One of the things that might change when you join the church is how you date. Ask your leaders for a copy of “For the Strength of Youth,” a pamphlet that teaches LDS youth standards that will keep them safe as they work toward adulthood.
LDS teens are asked to avoid dating until they are sixteen years old. This might seem quite old to you, but it is a guideline for your own protection. There are strict limits to the type of relationship allowed prior to marriage, and the sooner you start to date, the faster you find yourself moving through the allowable limits. Starting to date at an older age, and then following the church’s instructions to date a variety of boys or girls rather than pairing off in the teenaged years, allows you to meet more people. As you get to know the opposite gender as friends, rather than as romantic interests, you will better understand them. You’ll be able to make objective decisions about the type of person you want to marry in the future. Double-dating or informal group dating helps to avoid temptations and to keep the relationship from becoming too serious.
It is wise to date only people who share your religion, and who are faithful members. While you may feel you are too young to worry about marriage, you don’t marry people you don’t date. You never know when you’ll unexpectedly find yourself attracted to someone who had previously just been a friend. Dating someone who cannot enter the temple when the time comes is very risky. Eternity is a very long time, and when you love someone enough to marry him or her, you will find your heart aching if you know that person might not be with you then.
Know the moral standards of the church and live them. In fact, raise the bar and live them higher than you need to. Don’t push the boundaries. Save your kisses for only the most special people you date. Don’t allow yourself to spend time alone or in situations that might encourage immorality, such as parties where kissing is the main form of entertainment.

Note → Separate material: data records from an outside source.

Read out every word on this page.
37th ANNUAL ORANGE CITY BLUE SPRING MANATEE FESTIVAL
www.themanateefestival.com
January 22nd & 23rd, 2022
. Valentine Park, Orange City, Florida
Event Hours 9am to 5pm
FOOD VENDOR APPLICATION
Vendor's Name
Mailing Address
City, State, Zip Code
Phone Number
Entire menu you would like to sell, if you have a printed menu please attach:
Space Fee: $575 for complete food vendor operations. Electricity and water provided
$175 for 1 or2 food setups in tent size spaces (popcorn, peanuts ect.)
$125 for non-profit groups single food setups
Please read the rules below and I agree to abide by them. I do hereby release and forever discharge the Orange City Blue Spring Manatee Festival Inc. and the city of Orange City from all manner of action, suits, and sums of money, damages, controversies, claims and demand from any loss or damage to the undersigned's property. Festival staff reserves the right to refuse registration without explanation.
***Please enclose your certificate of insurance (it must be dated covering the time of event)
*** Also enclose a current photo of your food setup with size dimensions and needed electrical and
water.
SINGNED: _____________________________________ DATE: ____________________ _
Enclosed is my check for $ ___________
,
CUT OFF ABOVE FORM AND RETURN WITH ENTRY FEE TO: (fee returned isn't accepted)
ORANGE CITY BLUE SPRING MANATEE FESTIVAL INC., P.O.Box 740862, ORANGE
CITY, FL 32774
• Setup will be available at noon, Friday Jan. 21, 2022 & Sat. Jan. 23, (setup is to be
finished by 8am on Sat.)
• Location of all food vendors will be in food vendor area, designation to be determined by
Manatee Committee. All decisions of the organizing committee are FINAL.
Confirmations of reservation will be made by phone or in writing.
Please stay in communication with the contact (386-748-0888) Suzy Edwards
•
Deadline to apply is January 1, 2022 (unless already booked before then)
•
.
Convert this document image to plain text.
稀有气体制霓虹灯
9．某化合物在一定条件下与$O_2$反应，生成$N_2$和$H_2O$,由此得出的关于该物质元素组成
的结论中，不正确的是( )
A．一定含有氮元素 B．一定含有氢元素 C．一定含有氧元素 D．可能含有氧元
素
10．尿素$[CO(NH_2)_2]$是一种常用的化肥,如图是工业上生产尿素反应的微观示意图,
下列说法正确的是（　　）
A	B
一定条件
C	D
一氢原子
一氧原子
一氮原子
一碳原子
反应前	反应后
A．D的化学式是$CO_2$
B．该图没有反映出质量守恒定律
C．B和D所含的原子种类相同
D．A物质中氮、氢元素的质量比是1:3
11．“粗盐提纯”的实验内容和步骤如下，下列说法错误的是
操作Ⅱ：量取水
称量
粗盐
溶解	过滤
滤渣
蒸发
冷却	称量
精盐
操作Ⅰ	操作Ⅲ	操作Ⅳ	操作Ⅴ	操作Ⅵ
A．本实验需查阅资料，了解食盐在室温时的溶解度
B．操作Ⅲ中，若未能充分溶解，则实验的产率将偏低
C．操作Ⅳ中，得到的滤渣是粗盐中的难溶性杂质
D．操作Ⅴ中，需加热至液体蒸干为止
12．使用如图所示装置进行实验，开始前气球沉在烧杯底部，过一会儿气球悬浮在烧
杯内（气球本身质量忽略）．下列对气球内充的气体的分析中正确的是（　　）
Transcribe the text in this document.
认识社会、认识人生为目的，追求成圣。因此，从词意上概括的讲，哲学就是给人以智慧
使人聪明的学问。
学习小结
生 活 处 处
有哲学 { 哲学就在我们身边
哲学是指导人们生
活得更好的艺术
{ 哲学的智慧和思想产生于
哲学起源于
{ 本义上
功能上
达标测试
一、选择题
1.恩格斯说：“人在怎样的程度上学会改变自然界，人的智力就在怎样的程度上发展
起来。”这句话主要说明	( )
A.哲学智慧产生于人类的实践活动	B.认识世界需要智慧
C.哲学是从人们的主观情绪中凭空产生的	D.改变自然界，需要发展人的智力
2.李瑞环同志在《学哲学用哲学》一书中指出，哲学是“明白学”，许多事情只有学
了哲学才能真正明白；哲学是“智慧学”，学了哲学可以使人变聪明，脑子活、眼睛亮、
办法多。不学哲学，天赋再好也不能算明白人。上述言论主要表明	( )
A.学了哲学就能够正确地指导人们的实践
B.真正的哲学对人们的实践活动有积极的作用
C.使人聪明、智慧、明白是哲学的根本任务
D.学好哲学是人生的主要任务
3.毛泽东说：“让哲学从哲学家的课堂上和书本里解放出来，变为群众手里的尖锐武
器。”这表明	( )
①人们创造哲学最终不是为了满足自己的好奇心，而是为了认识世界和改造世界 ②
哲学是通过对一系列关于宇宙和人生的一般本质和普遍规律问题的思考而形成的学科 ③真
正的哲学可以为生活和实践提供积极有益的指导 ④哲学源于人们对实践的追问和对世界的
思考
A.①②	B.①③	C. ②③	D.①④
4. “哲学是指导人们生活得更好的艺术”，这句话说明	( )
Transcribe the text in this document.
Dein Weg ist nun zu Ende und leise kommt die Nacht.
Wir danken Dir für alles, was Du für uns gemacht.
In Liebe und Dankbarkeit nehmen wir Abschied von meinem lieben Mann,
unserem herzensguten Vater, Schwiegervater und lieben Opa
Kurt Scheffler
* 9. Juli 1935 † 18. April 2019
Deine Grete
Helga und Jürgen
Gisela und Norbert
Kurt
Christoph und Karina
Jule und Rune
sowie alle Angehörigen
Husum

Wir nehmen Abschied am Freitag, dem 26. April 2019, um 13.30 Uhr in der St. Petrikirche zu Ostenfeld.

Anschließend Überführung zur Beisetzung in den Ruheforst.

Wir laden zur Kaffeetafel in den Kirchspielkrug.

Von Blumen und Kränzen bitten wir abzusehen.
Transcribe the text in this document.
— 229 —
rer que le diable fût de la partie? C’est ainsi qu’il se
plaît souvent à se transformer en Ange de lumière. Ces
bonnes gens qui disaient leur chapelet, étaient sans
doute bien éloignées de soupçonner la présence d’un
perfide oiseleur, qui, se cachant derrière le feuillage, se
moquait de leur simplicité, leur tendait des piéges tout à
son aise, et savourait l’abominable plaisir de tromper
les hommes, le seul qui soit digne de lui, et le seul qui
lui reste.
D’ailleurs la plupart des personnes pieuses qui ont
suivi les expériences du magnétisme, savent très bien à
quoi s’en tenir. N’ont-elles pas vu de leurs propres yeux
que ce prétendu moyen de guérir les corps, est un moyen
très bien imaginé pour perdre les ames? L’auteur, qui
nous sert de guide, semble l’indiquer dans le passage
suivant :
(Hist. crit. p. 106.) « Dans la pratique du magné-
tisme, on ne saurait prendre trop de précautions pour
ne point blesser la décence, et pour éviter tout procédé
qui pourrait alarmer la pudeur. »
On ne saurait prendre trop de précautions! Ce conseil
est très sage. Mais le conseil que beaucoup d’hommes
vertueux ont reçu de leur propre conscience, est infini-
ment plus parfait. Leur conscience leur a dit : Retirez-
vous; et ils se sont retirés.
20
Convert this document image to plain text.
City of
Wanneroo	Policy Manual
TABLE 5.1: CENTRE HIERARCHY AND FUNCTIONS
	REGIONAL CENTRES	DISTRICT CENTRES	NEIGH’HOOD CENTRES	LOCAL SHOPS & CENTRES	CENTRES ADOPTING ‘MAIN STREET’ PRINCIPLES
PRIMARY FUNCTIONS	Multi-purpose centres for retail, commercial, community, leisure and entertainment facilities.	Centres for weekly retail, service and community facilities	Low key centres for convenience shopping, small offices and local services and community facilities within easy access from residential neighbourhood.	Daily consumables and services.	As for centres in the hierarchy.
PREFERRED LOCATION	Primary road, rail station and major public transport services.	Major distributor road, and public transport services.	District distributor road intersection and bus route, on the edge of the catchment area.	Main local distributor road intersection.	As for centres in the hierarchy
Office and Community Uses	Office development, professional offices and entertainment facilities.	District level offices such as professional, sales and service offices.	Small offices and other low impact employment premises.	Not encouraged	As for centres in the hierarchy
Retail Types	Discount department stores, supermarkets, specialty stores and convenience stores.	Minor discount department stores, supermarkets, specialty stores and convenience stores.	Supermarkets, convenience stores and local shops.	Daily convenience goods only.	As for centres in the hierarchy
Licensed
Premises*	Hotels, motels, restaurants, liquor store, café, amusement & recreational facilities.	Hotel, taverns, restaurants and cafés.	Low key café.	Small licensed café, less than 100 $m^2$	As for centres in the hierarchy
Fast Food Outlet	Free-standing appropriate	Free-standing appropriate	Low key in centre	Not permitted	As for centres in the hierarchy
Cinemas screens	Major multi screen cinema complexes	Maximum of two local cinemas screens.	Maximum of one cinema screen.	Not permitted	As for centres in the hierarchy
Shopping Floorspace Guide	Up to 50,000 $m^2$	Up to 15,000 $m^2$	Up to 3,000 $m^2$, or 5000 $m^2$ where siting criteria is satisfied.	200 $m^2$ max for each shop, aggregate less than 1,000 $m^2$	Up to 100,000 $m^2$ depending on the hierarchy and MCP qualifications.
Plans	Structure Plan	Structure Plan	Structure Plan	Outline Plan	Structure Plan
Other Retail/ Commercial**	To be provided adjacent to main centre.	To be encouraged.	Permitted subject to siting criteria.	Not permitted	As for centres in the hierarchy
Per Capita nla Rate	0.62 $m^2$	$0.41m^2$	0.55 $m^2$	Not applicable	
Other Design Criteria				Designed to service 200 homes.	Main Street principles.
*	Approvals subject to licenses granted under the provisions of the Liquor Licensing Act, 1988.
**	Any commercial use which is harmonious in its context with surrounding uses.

Attend church with the teens you find yourself interested in, and participate together in church activities. Have these people into your home and go to theirs. Trust your parents’ instincts. While they might seem too old to understand, they have seen many situations that have played out in the long run. Over the years, they’ve learned that what seemed to be great in a date didn’t always turn out to be great in a relationship. Listen to what they have to say.
There is nothing in life’s rule book that says you have to date at all as a teenager. Many teens are happier hanging out in groups and having lots of friends. There are many years ahead for dating and relationships, but the teen years are wonderful for simple, uncomplicated friendships.
Terrie Lynn Bittner
The late Terrie Lynn Bittner—beloved wife, mother, grandmother, and friend—was the author of two homeschooling books and numerous articles, including several that appeared in Latter-day Saint magazines. She became a member of the Church at the age of 17 and began sharing her faith online in 1992.